As a part of this and building on previous work, there should be indefinite alternative arrangements for the border around Northern Ireland: a WTO-compliant border, using currently-available administrative and technical procedures – but without any need for new technology. No new infrastructure or checks at the border will be required. Added to this, the UK should offer co-operation on defence and security, without prejudice to the primacy of NATO and unilaterally grant rights to the EU citizens in the UK.

While the aim is for free trade, the paper proposes planning for departure on WTO terms on October 31st 2019.

This leads to the future.

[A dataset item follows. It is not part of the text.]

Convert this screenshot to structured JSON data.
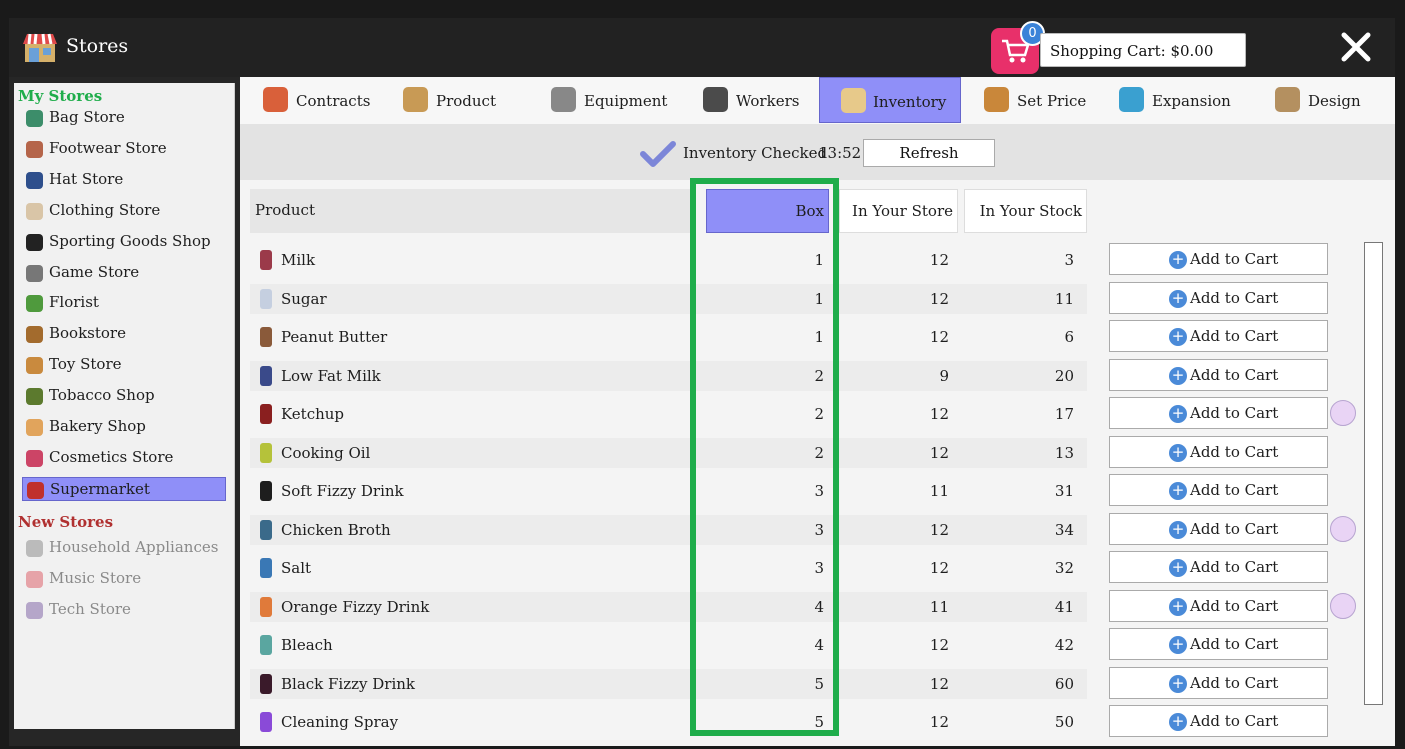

The paper sets out how the UK should promote an ambitious free trade agenda: trade deals with the USA, accession to the Pacific rim TPPC to give access to Japan and Australia and a rollover of existing EU trade deals made on the UK’s behalf – while all the time using the UK’s new regulatory autonomy to promote a competitive pro-prosperity environment.

It is a pity the current Prime Minister wasted three years negotiating a plan to leave the EU that was never going to gain the support of her DUP Confidence and Supply partners, her party or Parliament. We have wasted three years and can waste no more. If trust in the UK’s political system is to be maintained, it is imperative that we now leave without further delay. To this end, Steve Baker’s paper sets out a practical and achievable route to leave and save the Conservative Party from potential extinction.

Is there an alternative?

When I predicted we would leave on March 29th, I based my prediction on a belief the Prime Minister would not actively set out to obstruct our departure. The next Prime Minister must therefore be committed to leave. If they are ,there is nothing Parliament or the EU can do to stop them.

Requesting further delays to re-negotiate the unnegotiable Withdrawal Agreement or seeking a longer transition to implement the harmful, fantastical Chequers end state is again a recipe for delay and obfuscation. We need a new Conservative leader sure and uncompromising in their desire to leave on October 31st – with a Clean Managed Brexit. We wait to see who will take up the challenge.